Assuming that process B does not open its cursor until process A has completed, and that no further modifications to the data that it is reading are in progress, then your guess about delayed block cleanout failure is probably right. For that to be true however, there must be enough undo generation during the first running of process B to cause rollback segment extent reuse before process B can complete. Also given that a transaction is not marked with an upper bound commit SCN when delayed block cleanout fails with ORA-1555, for process B to succeed when run again, either there must be significantly less undo generation at that time, or the blocks in question must have been cleaned out by other short duration queries in the interim. This is not impossible, but I have a hunch that there is more to this than the simple delayed block cleanout failure case that you have suggested. Nevertheless, I'll proceed on the assumption that you are correct.

The threshold for commit cleanout is 10% of the buffers in the cache, which in your case is 6000 buffers. With each transaction only modifying 1000 rows, it is unlikely that you are exceeding that threshold unless there is a lot of index maintenance involved. Even then, you are unlikely to exceed that threshold because you have 16 concurrent sessions all modifying blocks. If your snapshot too old errors are indeed due to delayed block cleanout failure, it seems unlikely that an increase in db_block_buffers will enable commit cleanouts to succeed consistently, thus obviating the need for delayed block cleanout.

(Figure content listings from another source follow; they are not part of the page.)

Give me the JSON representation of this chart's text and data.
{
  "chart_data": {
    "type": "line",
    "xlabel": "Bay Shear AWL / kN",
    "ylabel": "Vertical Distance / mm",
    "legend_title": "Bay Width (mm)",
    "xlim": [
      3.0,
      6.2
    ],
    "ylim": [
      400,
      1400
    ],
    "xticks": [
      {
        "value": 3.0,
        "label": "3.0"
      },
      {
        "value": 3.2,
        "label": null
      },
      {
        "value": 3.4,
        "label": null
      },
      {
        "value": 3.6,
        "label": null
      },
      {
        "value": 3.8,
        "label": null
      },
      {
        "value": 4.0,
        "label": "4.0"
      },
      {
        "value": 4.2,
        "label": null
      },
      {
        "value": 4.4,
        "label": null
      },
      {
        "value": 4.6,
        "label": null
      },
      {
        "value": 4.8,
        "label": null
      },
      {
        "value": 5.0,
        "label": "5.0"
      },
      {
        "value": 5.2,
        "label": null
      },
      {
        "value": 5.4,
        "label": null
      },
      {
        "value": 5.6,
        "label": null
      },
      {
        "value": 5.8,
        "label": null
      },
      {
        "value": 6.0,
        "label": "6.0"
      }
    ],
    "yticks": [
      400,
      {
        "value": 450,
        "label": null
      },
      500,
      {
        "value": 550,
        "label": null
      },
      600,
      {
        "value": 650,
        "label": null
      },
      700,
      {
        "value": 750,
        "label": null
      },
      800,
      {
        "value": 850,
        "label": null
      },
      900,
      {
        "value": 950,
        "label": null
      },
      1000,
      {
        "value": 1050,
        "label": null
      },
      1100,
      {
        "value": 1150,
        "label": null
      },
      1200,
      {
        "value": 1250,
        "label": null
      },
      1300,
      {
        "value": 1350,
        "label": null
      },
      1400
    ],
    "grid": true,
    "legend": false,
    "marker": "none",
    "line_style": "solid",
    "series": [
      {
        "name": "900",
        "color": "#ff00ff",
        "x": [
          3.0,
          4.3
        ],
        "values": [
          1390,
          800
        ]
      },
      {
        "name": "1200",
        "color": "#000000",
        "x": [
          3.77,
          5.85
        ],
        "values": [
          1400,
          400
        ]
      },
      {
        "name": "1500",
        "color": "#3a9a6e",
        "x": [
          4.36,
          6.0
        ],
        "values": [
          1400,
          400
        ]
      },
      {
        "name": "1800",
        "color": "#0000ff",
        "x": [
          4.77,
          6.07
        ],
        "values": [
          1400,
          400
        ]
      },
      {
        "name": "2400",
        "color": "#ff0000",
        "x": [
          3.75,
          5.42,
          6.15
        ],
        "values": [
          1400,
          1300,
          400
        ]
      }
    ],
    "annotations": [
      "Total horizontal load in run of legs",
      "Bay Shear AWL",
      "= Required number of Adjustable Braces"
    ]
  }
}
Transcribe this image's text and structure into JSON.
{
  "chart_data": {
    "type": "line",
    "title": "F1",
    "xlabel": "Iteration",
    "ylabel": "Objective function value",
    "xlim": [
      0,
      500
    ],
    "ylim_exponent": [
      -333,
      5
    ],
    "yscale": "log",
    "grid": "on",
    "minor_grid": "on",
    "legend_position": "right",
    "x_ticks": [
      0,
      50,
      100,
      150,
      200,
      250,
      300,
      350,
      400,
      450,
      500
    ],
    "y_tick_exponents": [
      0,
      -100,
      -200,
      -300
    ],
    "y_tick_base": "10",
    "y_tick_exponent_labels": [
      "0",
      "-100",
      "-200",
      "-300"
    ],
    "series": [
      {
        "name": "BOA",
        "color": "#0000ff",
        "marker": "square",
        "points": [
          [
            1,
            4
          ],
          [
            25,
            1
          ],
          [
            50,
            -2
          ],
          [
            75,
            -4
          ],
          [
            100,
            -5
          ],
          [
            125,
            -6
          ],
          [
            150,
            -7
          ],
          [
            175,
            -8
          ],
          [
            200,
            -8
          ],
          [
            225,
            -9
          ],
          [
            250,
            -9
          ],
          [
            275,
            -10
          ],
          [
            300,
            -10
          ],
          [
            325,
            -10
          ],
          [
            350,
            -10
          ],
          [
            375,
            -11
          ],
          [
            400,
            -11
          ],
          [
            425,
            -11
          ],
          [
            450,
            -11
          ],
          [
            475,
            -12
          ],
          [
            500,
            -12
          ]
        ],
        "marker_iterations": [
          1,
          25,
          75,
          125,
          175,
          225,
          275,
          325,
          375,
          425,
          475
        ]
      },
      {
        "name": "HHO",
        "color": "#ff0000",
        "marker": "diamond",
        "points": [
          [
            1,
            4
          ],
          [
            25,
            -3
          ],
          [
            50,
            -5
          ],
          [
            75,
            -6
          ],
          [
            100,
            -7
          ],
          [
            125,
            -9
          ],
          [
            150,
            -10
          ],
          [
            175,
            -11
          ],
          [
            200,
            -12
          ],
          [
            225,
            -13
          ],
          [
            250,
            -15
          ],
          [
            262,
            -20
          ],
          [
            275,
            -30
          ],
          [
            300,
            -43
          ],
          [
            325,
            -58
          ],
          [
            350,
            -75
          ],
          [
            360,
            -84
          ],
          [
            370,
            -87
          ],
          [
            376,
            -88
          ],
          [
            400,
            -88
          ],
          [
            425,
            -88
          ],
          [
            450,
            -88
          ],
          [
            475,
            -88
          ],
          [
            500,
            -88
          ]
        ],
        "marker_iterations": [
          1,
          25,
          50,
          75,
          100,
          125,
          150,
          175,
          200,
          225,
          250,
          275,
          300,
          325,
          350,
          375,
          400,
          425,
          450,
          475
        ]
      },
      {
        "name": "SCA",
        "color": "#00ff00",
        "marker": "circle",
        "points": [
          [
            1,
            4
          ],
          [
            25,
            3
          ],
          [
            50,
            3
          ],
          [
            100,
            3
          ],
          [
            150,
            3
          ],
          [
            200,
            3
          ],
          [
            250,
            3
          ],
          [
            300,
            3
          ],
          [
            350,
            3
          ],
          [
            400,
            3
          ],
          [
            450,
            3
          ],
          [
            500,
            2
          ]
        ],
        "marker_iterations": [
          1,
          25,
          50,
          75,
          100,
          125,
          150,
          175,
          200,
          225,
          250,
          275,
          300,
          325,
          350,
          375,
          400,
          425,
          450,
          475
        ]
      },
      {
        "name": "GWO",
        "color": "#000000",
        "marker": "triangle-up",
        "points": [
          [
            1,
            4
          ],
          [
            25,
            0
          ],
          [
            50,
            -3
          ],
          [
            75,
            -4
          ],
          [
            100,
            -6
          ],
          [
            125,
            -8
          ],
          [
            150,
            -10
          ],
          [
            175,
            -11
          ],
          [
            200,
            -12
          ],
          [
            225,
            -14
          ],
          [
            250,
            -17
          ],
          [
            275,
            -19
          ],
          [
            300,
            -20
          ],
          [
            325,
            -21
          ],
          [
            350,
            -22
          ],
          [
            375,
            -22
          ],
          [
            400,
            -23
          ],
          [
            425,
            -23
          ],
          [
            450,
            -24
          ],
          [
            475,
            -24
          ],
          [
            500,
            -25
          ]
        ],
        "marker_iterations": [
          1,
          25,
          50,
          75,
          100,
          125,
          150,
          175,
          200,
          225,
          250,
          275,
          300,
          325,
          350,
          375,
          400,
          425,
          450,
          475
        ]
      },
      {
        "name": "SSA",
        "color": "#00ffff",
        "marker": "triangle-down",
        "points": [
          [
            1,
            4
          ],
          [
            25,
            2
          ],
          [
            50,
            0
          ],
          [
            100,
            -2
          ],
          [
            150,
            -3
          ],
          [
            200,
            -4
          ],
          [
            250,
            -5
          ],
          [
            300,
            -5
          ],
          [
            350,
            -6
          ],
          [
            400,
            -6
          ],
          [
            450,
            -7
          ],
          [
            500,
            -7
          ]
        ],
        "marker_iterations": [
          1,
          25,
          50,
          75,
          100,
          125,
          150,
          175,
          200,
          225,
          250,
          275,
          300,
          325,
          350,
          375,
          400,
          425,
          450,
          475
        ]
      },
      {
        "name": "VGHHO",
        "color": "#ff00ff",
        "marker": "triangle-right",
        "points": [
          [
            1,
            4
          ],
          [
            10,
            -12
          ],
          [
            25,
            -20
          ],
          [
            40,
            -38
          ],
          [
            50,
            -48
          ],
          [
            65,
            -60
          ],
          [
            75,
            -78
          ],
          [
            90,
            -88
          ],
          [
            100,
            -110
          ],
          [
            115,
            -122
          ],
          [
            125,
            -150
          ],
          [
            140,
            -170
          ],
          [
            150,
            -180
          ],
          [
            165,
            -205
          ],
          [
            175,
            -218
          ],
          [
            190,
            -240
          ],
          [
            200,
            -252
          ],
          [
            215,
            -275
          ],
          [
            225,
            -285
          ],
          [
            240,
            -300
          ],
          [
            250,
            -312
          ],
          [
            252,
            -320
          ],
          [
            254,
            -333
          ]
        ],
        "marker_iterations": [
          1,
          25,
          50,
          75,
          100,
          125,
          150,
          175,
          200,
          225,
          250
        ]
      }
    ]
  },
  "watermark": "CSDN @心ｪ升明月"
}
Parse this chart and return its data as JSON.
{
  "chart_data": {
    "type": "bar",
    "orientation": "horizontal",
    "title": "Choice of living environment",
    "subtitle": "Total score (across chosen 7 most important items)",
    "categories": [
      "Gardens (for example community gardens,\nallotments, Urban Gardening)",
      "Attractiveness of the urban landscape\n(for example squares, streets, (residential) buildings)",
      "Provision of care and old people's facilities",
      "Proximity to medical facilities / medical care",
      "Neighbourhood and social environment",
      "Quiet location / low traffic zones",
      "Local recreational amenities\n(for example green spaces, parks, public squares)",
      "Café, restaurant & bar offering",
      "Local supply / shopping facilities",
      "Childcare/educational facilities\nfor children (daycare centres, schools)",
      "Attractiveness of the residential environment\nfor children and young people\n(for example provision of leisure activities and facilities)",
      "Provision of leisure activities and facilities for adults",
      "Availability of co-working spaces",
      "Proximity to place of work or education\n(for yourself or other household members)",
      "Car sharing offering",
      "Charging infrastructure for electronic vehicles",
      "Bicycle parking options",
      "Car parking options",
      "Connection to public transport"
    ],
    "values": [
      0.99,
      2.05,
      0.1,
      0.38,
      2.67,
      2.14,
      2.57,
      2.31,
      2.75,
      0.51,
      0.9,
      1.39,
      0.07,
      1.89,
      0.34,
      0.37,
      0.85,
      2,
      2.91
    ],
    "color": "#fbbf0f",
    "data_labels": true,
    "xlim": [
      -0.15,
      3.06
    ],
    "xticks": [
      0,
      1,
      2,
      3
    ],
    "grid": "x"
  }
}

It could be that you are defeating commit cleanout with incremental checkpointing. If you have set db_block_max_dirty_target (or fast_start_io_target or log_checkpoint_interval under 8i) then DBWn could be writing the dirty blocks before their transactions commit. If so, they will not be cleaned out at commit, and subsequent delayed block cleanout would be necessary. If multiple sessions for process A can visit the same block, this effect could be exacerbated, because the placement of a buffer on the checkpoint queue depends on the time of its first modification. So if a session modifies a block that is already close to the head of the checkpoint queue because of an earlier modification, then it is easy to see how that block could be written before the transaction commits. Indeed, this could happen even for log switch checkpoints. In either case, a change in the size of the buffer cache will not make any difference.

Other than preventing extent reuse during the first running of process B (which is a sure-fire solution) your best bet if this is indeed a delayed block cleanout failure problem is to ensure cleanout in a separate step between processes A and B.

We have been getting "snapshot too old" error consistently on a process. The processing scenario is as follows:

  1. Process A runs and updates over 3 million rows which span over 175,000 data blocks. This process has been split into 16 sessions which run concurrently. The commit frequency is every 1000 rows.
  2. Process B runs next, single threaded, reading the rows that are updated in step 1. This process always fails with "snapshot too old" error and when rerun completes to success.

My guess is that we are faced with a delayed block cleanout situation because our buffer cache is only 60,000 blocks and we are updating over 175,000 blocks with over 3000 transactions. Also, the block size is 8k and we have 40 RBS with 2MB extent size in an LMT. Each RBS is created with 20 min extents and an optimal size of 40 MB.

Would increasing the buffer cache to 150,000 blocks alleviate this problem? If not, what would be the solution?